I think this kind of thinking has hobbled both chambers of our Parliament, and devalues the work that Parliament does, especially now when the government requires oversight of their extraordinary actions. It also goes back to my point that so much more could have been accomplished if MPs and Senators agreed to create a parliamentary bubble in order to ensure that sittings could happen safely, that staff would not be as affected in order to run meetings, and there be much less drain on resources because meetings could happen live, and the interpreters wouldn’t be burning themselves out or suffering acoustic injuries in order to accommodate hybrid sittings. And even given that MPs have refused to contemplate this situation, Senators could more easily have done so because they are fewer in number, and there is literally a tunnel between the Chateau Laurier and the Senate building to accommodate the bubble, which would reduce travel and the need to quarantine in certain parts of the country.

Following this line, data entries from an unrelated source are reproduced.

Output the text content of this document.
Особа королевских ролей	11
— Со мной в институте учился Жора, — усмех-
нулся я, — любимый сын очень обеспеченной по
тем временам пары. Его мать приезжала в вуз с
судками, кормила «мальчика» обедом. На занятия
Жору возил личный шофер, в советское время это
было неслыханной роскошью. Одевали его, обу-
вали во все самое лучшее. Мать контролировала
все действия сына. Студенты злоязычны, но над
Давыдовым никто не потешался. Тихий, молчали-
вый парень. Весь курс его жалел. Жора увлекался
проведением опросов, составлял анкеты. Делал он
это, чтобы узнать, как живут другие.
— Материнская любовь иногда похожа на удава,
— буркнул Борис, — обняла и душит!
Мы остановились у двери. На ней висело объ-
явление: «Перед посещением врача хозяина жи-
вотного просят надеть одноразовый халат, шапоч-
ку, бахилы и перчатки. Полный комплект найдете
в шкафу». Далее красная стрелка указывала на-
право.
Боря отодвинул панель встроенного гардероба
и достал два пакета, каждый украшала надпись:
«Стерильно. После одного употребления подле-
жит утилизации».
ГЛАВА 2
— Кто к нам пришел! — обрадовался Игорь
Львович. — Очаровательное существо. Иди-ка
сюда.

But none of this has happened, and as a result, the Senate has been missing in action for so much of the pandemic. While the leaders of the various independent caucuses have little in the way of formal powers under the current rules, I would have to think that there would have been more they could have done to come to a consensus on how to better hold sittings and impress it up on Senator Gold, rather than to stick the current protocols. I fear that this absence during the pandemic has done more lasting harm to the institution than it has to protect its members and staff, and that will be really hard to overcome once this pandemic is over.